Customer Lifetime Value

Customer Lifetime Value (CLV ) is generally the contribution margin that a customer realized during his entire " customer life", discounted to the time of observation.

It is a measure of the business. In addition to historical sales and the expected future revenue is taken into account ( potential customers ).

In determining the CLV of potential customers value from the actual customer value must be distinguished. In the possible customer value, the total expenditure of a customer, even those considered when competitors in a particular area, while the actual CLV only considers the issues, which makes the buyer at their own company.

Introduction

The key questions to evaluate new products and services, new programs and new customer service activities are not by Robert C. Blattberg and John Deighton:

  • " Will it attract new customers? " - "Will gain new customers? "
  • " Will it increase enlarge our retention rates? " - "Will existing customers be kept? "

The key question should in their opinion rather be:

  • " Will it increase enlarge our customer equity? " - " If the customer value be increased for us?"

Because of customer value is the prerequisite for shareholder value. Marketing activities are carried out on the basis of the importance of the customer for the company to bind particularly profitable customer longer in itself. But knowing the current and future earnings or earnings potential of each customer is necessary.

It (eg ABC analysis ) and goals are for quite some time customer ratings determined on the basis of turnover, but this takes too short, since no revenue is for a company with a client is crucial, but the profit which can be generated from this customer relationship. In the "mom and pop shop " the seller knew or could assess each customer and its customer value. This is at the present time no longer possible in part a few thousand anonymous customer relationships.

The aim is therefore to identify which methods there is to determine the customer value, and to perform a classification of these methods. The attractiveness and the potential for customers is an important part of the customer reviews.

In the method for quantifying qualitative properties, the explanation of known models (eg Kano model) and to the detailed description of some methods for determining customer value is not specified.

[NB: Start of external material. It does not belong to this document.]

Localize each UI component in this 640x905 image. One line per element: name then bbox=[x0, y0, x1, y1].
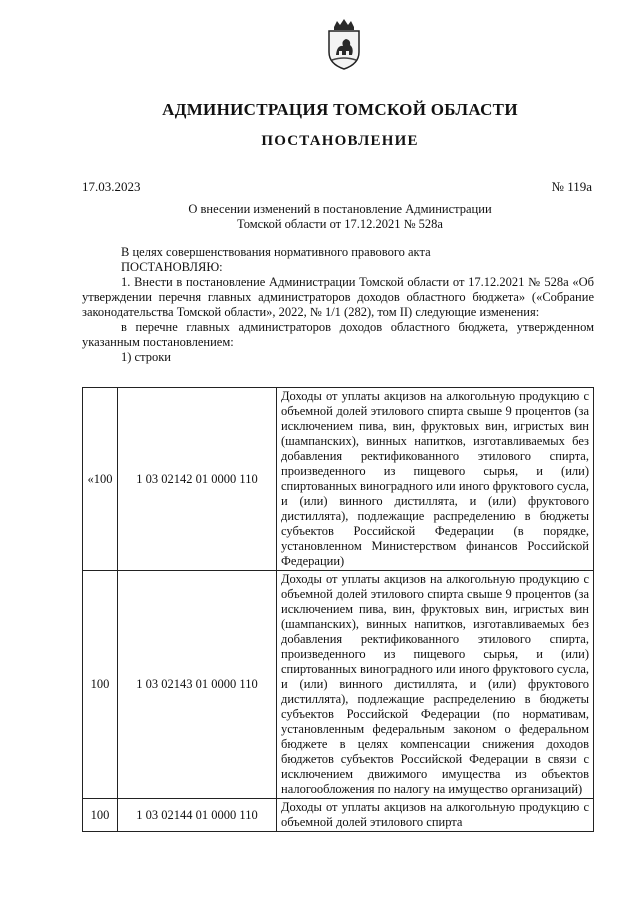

Greatly simplified calculation: Example car

Here, the customer lifetime value of customers is estimated with an average age of 45 years: The manufacturer expects that customers will average a new car with a contribution margin of ca buy every four years, € 15,000, as well as additional services with gross margins of approximately 500, - € / year. The business relationship is thereby estimated at 20 years. Thus, an average driver has a customer value of 77.500, - € ( without discounting to the present day ).

However, it is also possible to extend the model of customer lifetime values ​​and involve not only quantitative variables, such as the cost of acquisition, the attributable costs and the revenue and qualitative variables such as the recommendation potential and the cross-selling potential with.

Extended model: four- part values ​​of Customer Lifetime Value

  • Base business (sum of expected cash inflows and outflows ) weighting eg 50%
  • Expansion potential (sum of expected cash inflows and outflows ) G, for example, 25 %
  • Reference potential (sum of expected cash inflows and outflows ) G, for example, 15 %
  • Learning potential (sum of expected cash inflows and outflows ) G, for example, 10%

First, a weighting of the different areas must be done: for example: base business could be weighted by 50 percent because it is very important from a management perspective. 25 percent could then be placed on the expansion potential, etc.

Then the expected gains in monetary units are allocated on today discounted ( NPV ) and the respective customers in the field. Most often this is done using approximate income classes and classification in very attractive to very unattractive. Assigning the number 10 ( very attractive) to the customer A in the range base business would mean that each year approximately 100,000 euros profit are forecast in the base business from clients A, which we assess as very attractive. At the customer B can then, for example, the expansion potential of 5 ( 50,000 per year) can be accepted since you got information that this company grows, or consumers that incomes will rise by a specific occupation, etc. The formation of indicators for such forecasts and the resulting correct derivation of reviews of the potential is the real challenge of this calculation.

Customer Lifetime Value and Marketing Mix

It is also possible by means of this customer evaluation form to allocate costs and revenues each phase and thus use of the instruments of the marketing mix (product, communication, price, distribution ) accordingly. The individual phases of the customer lifecycle are:

  • Initiation ( Persuasion, stimulation )
  • Socialization ( acclimatization )
  • Penetration phase (cross selling, individualization)
  • Maturity stage ( switching barriers, increasing efficiency )
  • Crisis phase ( correcting errors, Reparation)
  • (Wait for Persuasion, stimulation, abstinence phase) phase separation

Advantages of the CLV

By theoretically possible assignment of the customer in one of the six different phases, it is easily possible to tailor the marketing measures accordingly to the customers and their current needs.

Criticism of the CLV concept

The method of the Customer Lifetime Values ​​poses the fundamental problem of prediction uncertainty in itself. For one, it is difficult to estimate the expected duration of a customer relationship, on the other hand, it is even more difficult to put the bill adequately customer-related inputs and outflows based. Therefore, the model of the CLV is, despite its theoretically good suitability in practice hardly applicable when no transaction-related data are available ( purchase history ).